Ahora, al parecer, los políticos ─incluidos los catalanes─ por consejo de los asesores, citan a la prensa en los más señoriales salones.

 

La señora Ana Pastor, enfoca la mirada y a ráfagas de preguntas sin tregua, debe impresionar al más avezado político. Tal vez el recién estrenado presidente, señor Moreno, quiso contrarrestarla en el lujoso desierto del Salón de los Espejos del Palacio de San Telmo y hacer real aquello de: ‘Nada es verdad ni es mentira, doña Ana, todo depende del espejo en el cual mire’. 

En un primer plano los dos y al fondo, casi imperceptibles por la distancia, unas banderas. De vez en cuando mi imaginación veía parejas en vaporosos bailes bajo la visión complaciente de los Orleans, familia, sea dicho, con rasgos humanitarios porque mientras el famoso Costurero de la Reina era un refugio previsto para sus guardas, don Pablo Iglesias deja a los guardias civiles de la puerta de su chalet a la intemperie, sutil situación ─un malicioso suponer─ para diezmar a un cuerpo poco simpático para el contradictorio matrimonio venido a más por mor de la política.   

Ahora, al parecer, los políticos ─incluidos los catalanes─ por consejo de los asesores, citan a la prensa en los más señoriales salones.

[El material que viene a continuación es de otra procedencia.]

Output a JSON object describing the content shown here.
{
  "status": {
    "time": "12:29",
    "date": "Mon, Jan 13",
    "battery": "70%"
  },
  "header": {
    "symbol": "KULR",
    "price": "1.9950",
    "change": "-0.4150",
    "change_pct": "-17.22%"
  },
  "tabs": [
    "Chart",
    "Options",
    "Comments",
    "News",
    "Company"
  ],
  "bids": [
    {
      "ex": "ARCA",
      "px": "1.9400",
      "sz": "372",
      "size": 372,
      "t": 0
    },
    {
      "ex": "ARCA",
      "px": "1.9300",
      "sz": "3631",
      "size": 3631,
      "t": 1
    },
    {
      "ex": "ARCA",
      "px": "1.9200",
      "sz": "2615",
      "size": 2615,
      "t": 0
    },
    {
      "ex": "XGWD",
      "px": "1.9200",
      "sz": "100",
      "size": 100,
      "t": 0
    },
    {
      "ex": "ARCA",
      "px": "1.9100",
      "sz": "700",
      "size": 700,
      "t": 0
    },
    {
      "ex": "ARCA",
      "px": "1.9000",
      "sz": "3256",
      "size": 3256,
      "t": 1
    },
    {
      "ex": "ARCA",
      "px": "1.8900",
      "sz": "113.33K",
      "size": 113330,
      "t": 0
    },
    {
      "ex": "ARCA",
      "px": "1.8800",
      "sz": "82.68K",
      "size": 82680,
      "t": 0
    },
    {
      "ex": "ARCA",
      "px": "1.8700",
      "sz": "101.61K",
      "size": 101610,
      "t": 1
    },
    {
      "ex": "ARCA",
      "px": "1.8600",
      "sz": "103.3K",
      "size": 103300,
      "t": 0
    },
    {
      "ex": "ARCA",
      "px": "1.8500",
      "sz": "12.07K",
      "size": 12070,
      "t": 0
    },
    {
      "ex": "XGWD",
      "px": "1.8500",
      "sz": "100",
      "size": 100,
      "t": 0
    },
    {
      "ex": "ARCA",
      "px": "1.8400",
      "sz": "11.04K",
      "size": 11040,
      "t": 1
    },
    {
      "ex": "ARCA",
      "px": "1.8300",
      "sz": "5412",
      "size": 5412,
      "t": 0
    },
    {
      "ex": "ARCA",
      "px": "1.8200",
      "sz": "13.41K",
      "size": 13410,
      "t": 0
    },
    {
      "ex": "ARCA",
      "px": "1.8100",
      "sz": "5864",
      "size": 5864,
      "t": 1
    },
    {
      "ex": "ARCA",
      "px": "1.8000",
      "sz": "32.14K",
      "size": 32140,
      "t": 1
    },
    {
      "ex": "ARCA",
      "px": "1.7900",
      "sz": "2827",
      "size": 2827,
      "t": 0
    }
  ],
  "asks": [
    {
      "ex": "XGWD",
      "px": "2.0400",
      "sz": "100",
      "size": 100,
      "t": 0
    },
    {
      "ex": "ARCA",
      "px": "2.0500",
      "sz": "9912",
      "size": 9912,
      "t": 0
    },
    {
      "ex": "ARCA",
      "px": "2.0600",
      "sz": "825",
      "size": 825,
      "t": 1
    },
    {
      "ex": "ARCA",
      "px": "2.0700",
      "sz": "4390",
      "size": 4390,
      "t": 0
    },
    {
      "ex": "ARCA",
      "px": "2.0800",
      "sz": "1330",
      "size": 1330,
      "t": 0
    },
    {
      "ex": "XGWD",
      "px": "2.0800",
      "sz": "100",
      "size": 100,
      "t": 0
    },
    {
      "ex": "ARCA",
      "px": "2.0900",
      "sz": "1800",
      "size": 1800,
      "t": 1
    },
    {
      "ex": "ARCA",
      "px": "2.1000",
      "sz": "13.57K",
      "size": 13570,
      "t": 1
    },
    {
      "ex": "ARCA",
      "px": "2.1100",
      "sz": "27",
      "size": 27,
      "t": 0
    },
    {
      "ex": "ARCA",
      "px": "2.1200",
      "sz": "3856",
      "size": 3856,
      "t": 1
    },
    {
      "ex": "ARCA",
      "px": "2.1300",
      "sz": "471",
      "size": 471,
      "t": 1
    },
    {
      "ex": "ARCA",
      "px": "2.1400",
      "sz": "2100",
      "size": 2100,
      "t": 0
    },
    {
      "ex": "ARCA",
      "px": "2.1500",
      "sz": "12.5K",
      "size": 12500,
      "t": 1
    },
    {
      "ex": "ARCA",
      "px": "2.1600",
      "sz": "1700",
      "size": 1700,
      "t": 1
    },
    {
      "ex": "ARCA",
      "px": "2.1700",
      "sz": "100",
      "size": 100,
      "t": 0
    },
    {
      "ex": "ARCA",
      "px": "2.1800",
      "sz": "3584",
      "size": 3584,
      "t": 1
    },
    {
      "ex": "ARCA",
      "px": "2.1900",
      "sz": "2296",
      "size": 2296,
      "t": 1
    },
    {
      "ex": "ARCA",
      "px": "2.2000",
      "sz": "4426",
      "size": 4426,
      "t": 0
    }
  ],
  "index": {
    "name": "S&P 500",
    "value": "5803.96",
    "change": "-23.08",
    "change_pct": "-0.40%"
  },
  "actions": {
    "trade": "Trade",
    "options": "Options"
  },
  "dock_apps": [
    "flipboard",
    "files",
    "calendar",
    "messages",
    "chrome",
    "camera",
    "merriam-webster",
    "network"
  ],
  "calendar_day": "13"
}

Esto me recuerda a un amigo de la juventud ante una próxima entrevista de trabajo: «Manolo, ¿tienes un abrigo elegante, preferiblemente oscuro para impresionar? Mañana te lo devuelvo». La negativa estaba cantada porque, y dado los cortitos sueldos de los docentes, el tener un gabán constituía un lujo. 

En el mundo animal el impresionarse unos a otros resulta una táctica habitual con éxito constatado: la evolución potenció durante muchos milenios las poses del miedo o de las aparatosos numeritos de  los machos, caso de las avutardas, donde el ceremonial para atraer a la compañeras llega al espectáculo paroxístico.

Los sapiens no íbamos a ser menos, claro. 

Hombre, digo yo,  ─dado el deterioro del patio andaluz nada adecuado para presumir de salones─, una salita recoleta con un braserito y una pizca de incienso para calentarse en esas paredes de impregnaciones clericales hubiese enternecido la escena.

Tanto  mármol da frialdad y calentarlo al pase alegre de electrones impresiona al común de los mortales. Por otro lado, los usuarios de la sanidad, apretujados en  las esperas bien podríamos pensar en el mal reparto de los espacios públicos.  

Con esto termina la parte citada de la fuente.